At Back Track Adventures we love Antarctica as a destination – it is one of our favourites! Many of us have been there (like Leanne, pictured right) – and we all want to go back some day.
But you can’t just take our word for how beautiful, magestic, breathtaking and special Antarctica is. Please take some time to read comments and stories below from Back Track Adventures’ Antarctic clients.
Have you travelled to this beautiful region already? We would love to her your story. Please share your memories so we can post them on this site to inspire others to experience the beauty and grandeur of this very special destination.
- Landing on Elephant Island on Christmas Eve and during a snow fall.
- Salisbury Plain and the 250 000+ breeding pairs of penguins.
- Just watching the behaviours and individual personalities of each penguin, even though they all look alike.
- Arriving on the Antarctic Peninsula on Christmas Day with absolutely perfect weather.
We would have absolutely no hesitation in recommending this trip to other travellers as it truly is an adventure of a lifetime. Saying that I can’t wait to go back. We have included a few photos that you might be interested in using.
Standing on the ice surrounded by glaciers and silence was surreal.
Experiencing the variety of wildlife up close and personal without fear, is so different from animals in captivity.
The small ship experience, Zodiac adventures and expedition leaders provided a wonderful variety of information and activities that will be in our memories forever.
I know on my first visit It felt so unreal that I had some difficulty to believe I had actually arrived in the frozen south with all the wild life and breath taking scenery and the incredible history.
I still examine all the new brochures each year on the off chance there may be something that will really capture my interest and encourage me to go again to the frozen south.
The fact that the ships only take limited numbers of passengers it makes for a more friendly experience and not like the large cruise ships with the thousands of passengers most of whom you never meet.
As I sit here reflecting on this memory, I am remimded of an evening on board ship cosied up in the Club Bar, where we travellers were regaled with hilarious stories by the team leaders of our expedition. Stories such as, “When will we see the polar bears?” and “Will it be cold on the ice?” And one nervous dear lady who met the captain on the bridge and asked, ”Do ships like this go down very often?” and to which he dryly replied, “Only once, Madam!”
Shipboard life aboard a Russian icebreaker is very different from a Pacific cruise on a luxury liner. But there is always excitement – the excitement at seeing our first iceberg which sent many scrambling for the long lens cameras. It turned out to be an icecube compared with what was to come! Everyone on board was a seasoned traveller with tales of base camp Everest, trekking Nepal and suchlike. But all were mesmerized by Antarctica. Amazingly, some brave souls wearing only a cozzie, did the “5 second Polar Plunge!”

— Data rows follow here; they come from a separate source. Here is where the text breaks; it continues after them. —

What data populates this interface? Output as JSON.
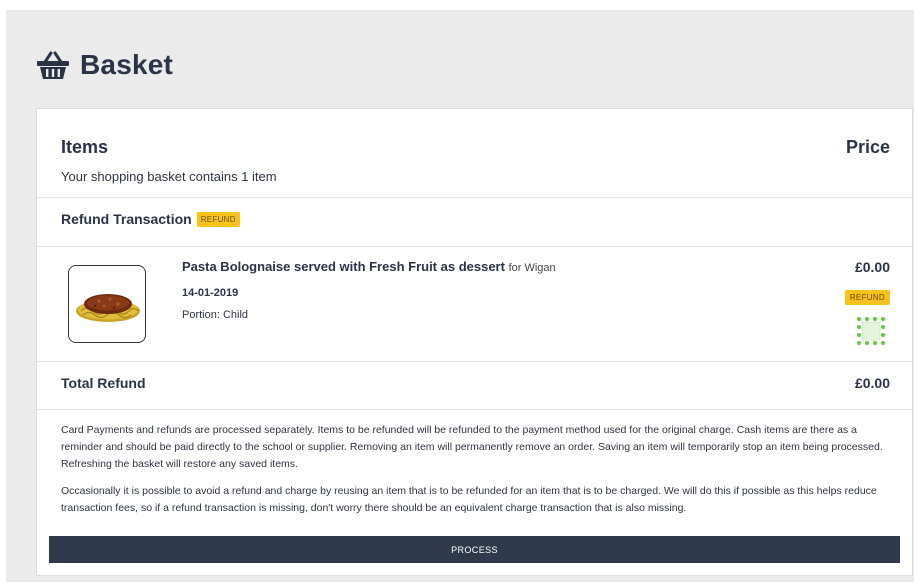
{
  "page": {
    "title": "Basket",
    "title_icon": "basket-icon"
  },
  "basket": {
    "items_header": "Items",
    "price_header": "Price",
    "summary": "Your shopping basket contains 1 item",
    "section_title": "Refund Transaction",
    "section_badge": "REFUND",
    "items": [
      {
        "name": "Pasta Bolognaise served with Fresh Fruit as dessert",
        "for_text": "for Wigan",
        "date": "14-01-2019",
        "portion": "Portion: Child",
        "price": "£0.00",
        "badge": "REFUND",
        "image": "pasta-bolognaise-image",
        "action_icon": "dotted-grid-icon"
      }
    ],
    "total_label": "Total Refund",
    "total_value": "£0.00",
    "notice_1": "Card Payments and refunds are processed separately. Items to be refunded will be refunded to the payment method used for the original charge. Cash items are there as a reminder and should be paid directly to the school or supplier. Removing an item will permanently remove an order. Saving an item will temporarily stop an item being processed. Refreshing the basket will restore any saved items.",
    "notice_2": "Occasionally it is possible to avoid a refund and charge by reusing an item that is to be refunded for an item that is to be charged. We will do this if possible as this helps reduce transaction fees, so if a refund transaction is missing, don't worry there should be an equivalent charge transaction that is also missing.",
    "process_label": "PROCESS"
  },
  "colors": {
    "navy": "#2b3346",
    "badge_yellow": "#f7c21b",
    "button_bg": "#2f3a4d",
    "dots_green": "#6cc24a",
    "page_bg": "#ebebeb"
  }
}
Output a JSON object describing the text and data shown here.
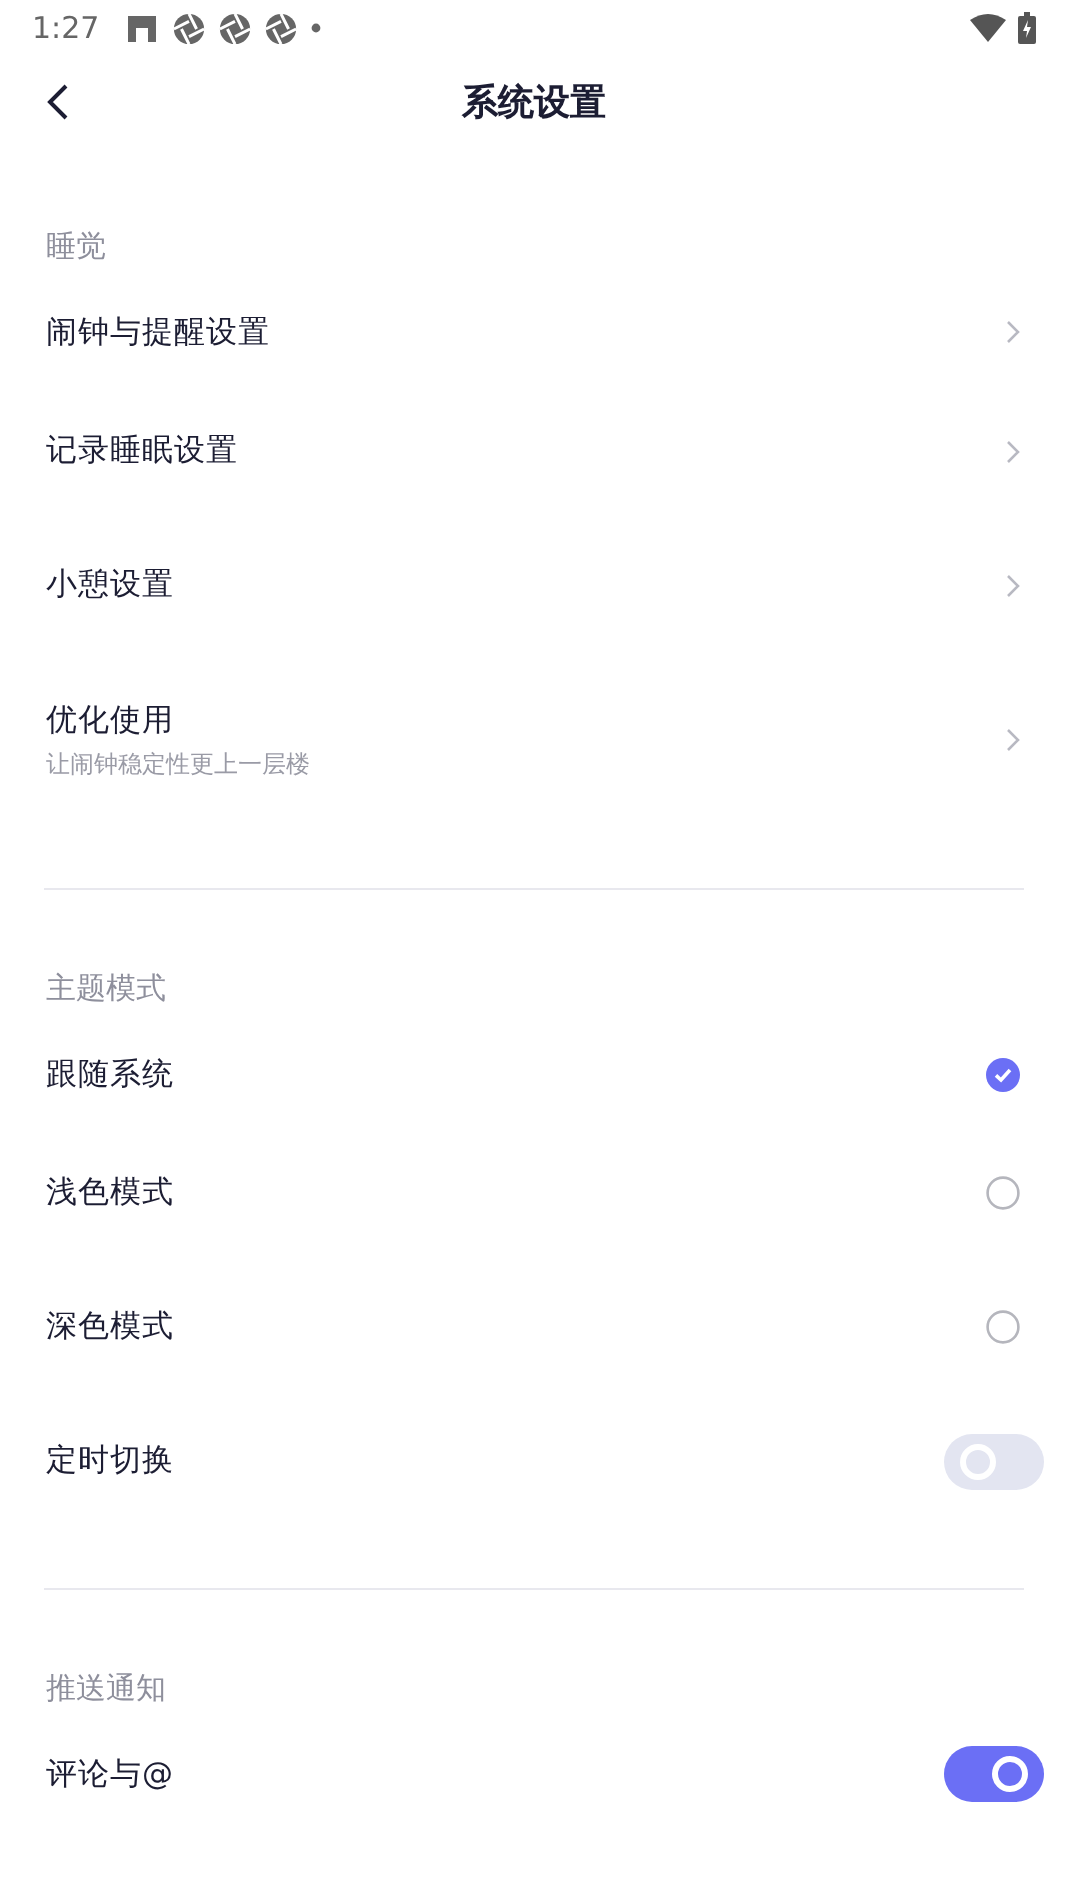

With the sea heaving below, a feeling of intrepidation assailed me the first time we disembarked the ship via the steep gangplank to board the small Zodiac craft, which would take us to land on the Antarctic continent. This was a fearful experience, dressed as we were, in heavy “moonwalker-like “ gear as protection against the cold. Once moving through Antarctic waters in the small craft, the feel of the crisp air on your face could be treacherous if the wind blew up. Worse than that were the actual landings. No landings at all! Just ice, rock and snow.
The sights in Antarctica were almost indescribable. Massive icebergs that really are blue – the result of refracted light trapped over time – are the dominant feature. Crusted glittering snow belies the rock and ice just centimetres beneath your feet. The wildlife is remarkable. Orca whales, albatross lazily wheeling above, seals basking on the ice, and adorable little “Happy Feet” aka penguins. The penguins are captivating. Oh, and did I tell you a colony of them STINKS! Too much KFC. That’s krill, fish and crustaceans of course!
The carping of thousands of penguins when you’re near a colony and strong gutteral sounds from seals are occasionally heard, but overwhelming is the SOUND OF SILENCE. This is something one is totally unprepared for. SILENCE. And MORE SILENCE. A sense of eerieness. I struggle to find the words to do justice to Antarctic’s magnificence, and the humbling effect it had on me. It occurred to me that if you had lost your God of late, you’d rediscover Him again down there.
Befriending a group of ladies on the ship, I didn’t think we would ever connect again, in spite of exchanging contact details. One lady in particular, interested me. She was an astrophysicist, who had left her husband at home in Florida, suffering progressive dementia. When Christmas 2012 arrived, there was a warm letter from her with an invitation to visit. And I’m thinking that maybe I’m not ready to give up my passport just yet.
So many wonderful memories. Would I go back? You betcha!!
As tips, I would say the sea kayaking is a must do. It added a whole new dimension to the trip and we saw and did things that the rest of the passengers never came close to. I’d also recommend the night “camping” on the ice. It wasn’t the most comfortable, but was certainly a memorable experience.